Studio album by Miguel Bosé
- Released: February 8, 2005
- Recorded: Willows Mead, London, Sintonía Studios Spain
- Genre: Pop, EDM
- Length: 1:07:04
- Label: Warner Music
- Producer: Antonio Cortes

Miguel Bosé chronology
| Por vos muero (2004) | Velvetina (2005) | Papito (2007) |

= Velvetina =

Velvetina (Velvetine) is an album released in 2005 by the Spanish-Italian singer Miguel Bosé. Bosé has not yet made it clear whether the name was inspired by the Australian-manufactured decorative finish that describes itself as "a strong, fine-grained decorative plaster finish with a distinctive velvety appearance". The album was released in Spain as an audio CD, and as a special edition for the Creative Zen which featured audio, a video clip for each of the 13 songs and photography.

The album is an example of Miguel Bosé's innovative style; with Velvetina he blended Latin pop music with trip hop and electronic dance.
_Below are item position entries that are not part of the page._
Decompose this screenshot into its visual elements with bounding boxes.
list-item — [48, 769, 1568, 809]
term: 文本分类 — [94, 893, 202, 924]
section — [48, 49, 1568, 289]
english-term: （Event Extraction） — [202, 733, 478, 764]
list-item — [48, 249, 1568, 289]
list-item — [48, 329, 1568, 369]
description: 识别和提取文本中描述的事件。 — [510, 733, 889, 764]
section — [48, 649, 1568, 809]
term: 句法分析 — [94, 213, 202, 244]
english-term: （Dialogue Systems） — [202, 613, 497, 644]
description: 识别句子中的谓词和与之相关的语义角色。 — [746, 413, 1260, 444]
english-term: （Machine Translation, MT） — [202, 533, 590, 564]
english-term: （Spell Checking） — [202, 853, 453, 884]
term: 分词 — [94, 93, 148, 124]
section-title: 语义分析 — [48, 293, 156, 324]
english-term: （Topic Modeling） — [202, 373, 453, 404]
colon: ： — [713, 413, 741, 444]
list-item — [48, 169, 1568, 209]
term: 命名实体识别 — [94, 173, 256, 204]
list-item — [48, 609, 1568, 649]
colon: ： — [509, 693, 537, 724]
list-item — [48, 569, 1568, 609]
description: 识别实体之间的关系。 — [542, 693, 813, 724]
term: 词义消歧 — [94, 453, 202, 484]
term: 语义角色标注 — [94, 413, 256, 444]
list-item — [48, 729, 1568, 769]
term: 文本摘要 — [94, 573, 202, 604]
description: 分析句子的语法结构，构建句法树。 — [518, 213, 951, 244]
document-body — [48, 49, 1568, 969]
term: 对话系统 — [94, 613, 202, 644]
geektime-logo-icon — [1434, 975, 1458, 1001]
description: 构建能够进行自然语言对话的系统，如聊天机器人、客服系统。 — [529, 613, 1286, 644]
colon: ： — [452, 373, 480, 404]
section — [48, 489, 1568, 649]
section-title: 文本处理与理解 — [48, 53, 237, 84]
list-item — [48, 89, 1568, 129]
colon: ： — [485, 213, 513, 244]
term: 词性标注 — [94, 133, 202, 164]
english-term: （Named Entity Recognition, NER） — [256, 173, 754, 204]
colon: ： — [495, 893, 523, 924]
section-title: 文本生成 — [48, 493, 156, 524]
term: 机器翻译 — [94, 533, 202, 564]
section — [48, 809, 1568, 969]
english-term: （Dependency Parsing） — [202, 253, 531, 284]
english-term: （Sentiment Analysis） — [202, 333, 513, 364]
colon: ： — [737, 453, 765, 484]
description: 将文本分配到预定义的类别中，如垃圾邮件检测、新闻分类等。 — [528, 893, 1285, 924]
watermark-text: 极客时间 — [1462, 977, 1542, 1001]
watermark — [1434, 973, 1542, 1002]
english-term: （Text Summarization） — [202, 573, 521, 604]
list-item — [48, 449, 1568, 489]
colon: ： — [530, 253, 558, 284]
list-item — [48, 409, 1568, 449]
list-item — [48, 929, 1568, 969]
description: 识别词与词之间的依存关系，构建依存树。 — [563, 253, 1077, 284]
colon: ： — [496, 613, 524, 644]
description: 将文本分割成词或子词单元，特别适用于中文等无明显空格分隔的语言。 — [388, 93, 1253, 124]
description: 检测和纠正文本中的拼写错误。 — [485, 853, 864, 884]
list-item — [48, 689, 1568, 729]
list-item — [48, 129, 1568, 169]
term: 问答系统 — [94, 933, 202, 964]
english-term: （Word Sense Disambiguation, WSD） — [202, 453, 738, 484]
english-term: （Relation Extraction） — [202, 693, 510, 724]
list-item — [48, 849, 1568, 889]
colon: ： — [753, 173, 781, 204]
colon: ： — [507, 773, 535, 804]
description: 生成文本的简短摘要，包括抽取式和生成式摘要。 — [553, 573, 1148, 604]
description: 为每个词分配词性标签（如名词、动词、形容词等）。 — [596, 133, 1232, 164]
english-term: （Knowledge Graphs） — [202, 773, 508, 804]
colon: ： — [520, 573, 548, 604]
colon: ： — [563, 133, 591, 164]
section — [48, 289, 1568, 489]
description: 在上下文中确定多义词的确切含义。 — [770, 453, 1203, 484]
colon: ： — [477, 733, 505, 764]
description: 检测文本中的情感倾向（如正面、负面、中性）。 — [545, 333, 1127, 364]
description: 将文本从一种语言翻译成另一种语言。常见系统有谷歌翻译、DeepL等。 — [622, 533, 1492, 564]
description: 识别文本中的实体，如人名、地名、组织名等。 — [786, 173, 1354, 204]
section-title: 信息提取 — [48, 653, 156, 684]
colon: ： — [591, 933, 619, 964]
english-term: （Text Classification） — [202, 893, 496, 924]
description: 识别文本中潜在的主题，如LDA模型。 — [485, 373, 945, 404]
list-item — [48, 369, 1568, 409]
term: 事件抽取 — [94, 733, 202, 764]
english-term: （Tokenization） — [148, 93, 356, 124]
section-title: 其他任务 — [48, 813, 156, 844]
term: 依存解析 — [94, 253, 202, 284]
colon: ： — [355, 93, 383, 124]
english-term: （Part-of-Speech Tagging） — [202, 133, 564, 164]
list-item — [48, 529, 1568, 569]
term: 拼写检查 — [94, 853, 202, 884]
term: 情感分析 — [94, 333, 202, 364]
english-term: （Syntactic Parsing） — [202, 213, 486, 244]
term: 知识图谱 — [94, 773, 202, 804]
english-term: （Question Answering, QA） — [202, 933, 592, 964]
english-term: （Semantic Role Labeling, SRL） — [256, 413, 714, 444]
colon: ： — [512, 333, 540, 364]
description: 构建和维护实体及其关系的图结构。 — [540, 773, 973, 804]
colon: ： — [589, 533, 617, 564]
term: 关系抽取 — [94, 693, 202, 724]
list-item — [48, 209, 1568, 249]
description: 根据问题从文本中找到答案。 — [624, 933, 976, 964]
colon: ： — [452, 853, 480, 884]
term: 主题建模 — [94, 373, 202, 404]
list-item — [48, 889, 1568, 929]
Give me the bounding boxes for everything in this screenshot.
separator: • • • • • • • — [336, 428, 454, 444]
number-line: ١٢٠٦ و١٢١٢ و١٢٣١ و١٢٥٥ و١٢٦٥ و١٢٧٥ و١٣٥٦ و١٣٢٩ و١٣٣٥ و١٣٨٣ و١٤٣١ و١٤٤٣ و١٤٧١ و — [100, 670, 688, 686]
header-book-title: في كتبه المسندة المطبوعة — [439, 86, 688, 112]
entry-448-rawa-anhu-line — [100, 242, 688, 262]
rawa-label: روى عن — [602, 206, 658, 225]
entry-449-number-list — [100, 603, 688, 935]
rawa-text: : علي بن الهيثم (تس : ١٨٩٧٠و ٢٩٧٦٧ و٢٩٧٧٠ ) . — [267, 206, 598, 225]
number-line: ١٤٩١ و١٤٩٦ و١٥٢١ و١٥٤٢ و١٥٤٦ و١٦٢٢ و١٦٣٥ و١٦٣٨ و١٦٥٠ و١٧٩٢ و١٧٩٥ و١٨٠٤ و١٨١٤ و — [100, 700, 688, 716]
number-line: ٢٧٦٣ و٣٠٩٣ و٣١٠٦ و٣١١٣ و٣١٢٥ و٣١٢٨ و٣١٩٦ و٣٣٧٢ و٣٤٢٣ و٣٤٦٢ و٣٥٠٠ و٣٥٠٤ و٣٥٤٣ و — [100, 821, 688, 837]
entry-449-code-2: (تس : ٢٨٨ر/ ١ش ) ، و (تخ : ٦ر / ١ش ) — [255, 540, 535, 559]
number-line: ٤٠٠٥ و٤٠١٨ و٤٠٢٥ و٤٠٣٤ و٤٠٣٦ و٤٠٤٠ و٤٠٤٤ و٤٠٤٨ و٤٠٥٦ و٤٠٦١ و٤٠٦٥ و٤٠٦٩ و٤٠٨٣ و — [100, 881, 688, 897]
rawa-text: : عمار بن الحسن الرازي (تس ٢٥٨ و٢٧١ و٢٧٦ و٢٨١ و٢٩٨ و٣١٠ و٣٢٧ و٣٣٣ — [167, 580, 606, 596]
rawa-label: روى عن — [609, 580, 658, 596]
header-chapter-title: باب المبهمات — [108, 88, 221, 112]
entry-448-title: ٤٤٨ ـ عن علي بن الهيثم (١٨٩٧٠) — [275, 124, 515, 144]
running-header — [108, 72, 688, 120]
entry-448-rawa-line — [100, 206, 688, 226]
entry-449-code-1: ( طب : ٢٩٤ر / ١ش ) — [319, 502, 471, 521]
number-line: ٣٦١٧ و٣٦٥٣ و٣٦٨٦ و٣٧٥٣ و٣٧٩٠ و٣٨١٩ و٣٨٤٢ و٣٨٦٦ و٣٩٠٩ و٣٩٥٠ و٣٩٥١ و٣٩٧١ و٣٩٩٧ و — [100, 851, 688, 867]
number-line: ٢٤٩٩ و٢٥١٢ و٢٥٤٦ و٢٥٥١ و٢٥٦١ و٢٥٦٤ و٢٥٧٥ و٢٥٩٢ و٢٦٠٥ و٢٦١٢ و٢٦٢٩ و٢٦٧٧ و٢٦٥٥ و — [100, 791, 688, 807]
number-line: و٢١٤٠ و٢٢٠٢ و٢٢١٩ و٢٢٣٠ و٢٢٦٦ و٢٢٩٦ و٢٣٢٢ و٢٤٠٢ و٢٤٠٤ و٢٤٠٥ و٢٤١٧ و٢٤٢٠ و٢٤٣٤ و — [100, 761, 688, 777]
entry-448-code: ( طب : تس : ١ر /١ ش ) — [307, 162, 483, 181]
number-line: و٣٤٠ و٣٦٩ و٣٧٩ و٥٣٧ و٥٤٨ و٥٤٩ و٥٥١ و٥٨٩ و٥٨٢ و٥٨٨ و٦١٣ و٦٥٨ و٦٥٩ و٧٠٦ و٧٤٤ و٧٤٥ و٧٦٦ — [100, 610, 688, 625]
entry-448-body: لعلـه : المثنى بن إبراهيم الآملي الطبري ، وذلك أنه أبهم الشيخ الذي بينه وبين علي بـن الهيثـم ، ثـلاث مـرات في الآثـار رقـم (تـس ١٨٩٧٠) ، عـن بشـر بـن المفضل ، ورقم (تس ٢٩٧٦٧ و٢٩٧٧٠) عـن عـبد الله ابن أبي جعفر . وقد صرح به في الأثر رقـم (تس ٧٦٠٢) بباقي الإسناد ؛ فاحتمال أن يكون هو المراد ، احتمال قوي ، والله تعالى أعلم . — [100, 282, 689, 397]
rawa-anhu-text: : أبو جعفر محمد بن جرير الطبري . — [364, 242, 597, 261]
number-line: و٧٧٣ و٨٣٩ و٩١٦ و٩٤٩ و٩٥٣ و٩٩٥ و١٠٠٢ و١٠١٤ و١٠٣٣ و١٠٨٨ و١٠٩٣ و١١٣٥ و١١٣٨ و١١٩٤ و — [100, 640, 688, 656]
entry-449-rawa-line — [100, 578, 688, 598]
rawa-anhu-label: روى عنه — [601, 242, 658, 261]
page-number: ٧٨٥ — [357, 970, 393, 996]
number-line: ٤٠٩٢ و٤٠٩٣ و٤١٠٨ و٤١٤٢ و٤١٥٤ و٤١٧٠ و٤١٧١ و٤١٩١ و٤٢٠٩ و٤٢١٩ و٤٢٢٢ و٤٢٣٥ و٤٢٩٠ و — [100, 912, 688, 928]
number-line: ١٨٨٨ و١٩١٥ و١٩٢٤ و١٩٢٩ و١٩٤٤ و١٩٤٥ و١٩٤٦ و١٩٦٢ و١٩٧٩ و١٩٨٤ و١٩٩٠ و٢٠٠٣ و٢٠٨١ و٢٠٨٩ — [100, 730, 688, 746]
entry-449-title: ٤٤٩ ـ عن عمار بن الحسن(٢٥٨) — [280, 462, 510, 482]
Speaking of producing this album he said "Fue un trabajo muy interesante y estimulante, vamos, un reto." (It was interesting and stimulating work, yes, a challenge).
Personnel include Miguel Bosé as the main vocalist and instrumentalist, with Helen de Quiroga doing backup vocals and Antonio Cortés playing various instruments on the album.

== Track list ==

1. Ojalá Ojalá (Hopefully, Hopefully) (4:43)
2. Aun Más (Even More) (4:53)
3. No Se Trata De (It is Not About) (4:46)
4. Hey Max (Hey Max) (4:38)
5. Celeste Amor (Celestial Love) (4:21)
6. Ella Dijo No (She Said No) (4:42)
7. De La Mano De Dios (From the Hand of God) (4:02)
8. La Tropa Del Rey (The King's Troop) (4:51)
9. Verde Canalla (Green Scoundrel/Swine) (4:48)
10. Paro El Horizonte (I Stop the Horizon) (3:39)
11. Down With Love (Down with Love) (4:33)
12. Tu Mano Dirá	(Your Hand will Tell) (4:42)
13. May Day	(May Day) (4:35)
14. Remix (Ella Dijo No) (She Said No) (7:49)

== Singles ==

Two singles were released from Velvetina.
- The first was "Down With Love", the video clip was vetoed in some countries as it contained references to the famous porn artist Nacho Vidal.
- The second single was "Hey Max", the music video of which was directed by the acclaimed Spanish artist Jaume de La Iguana.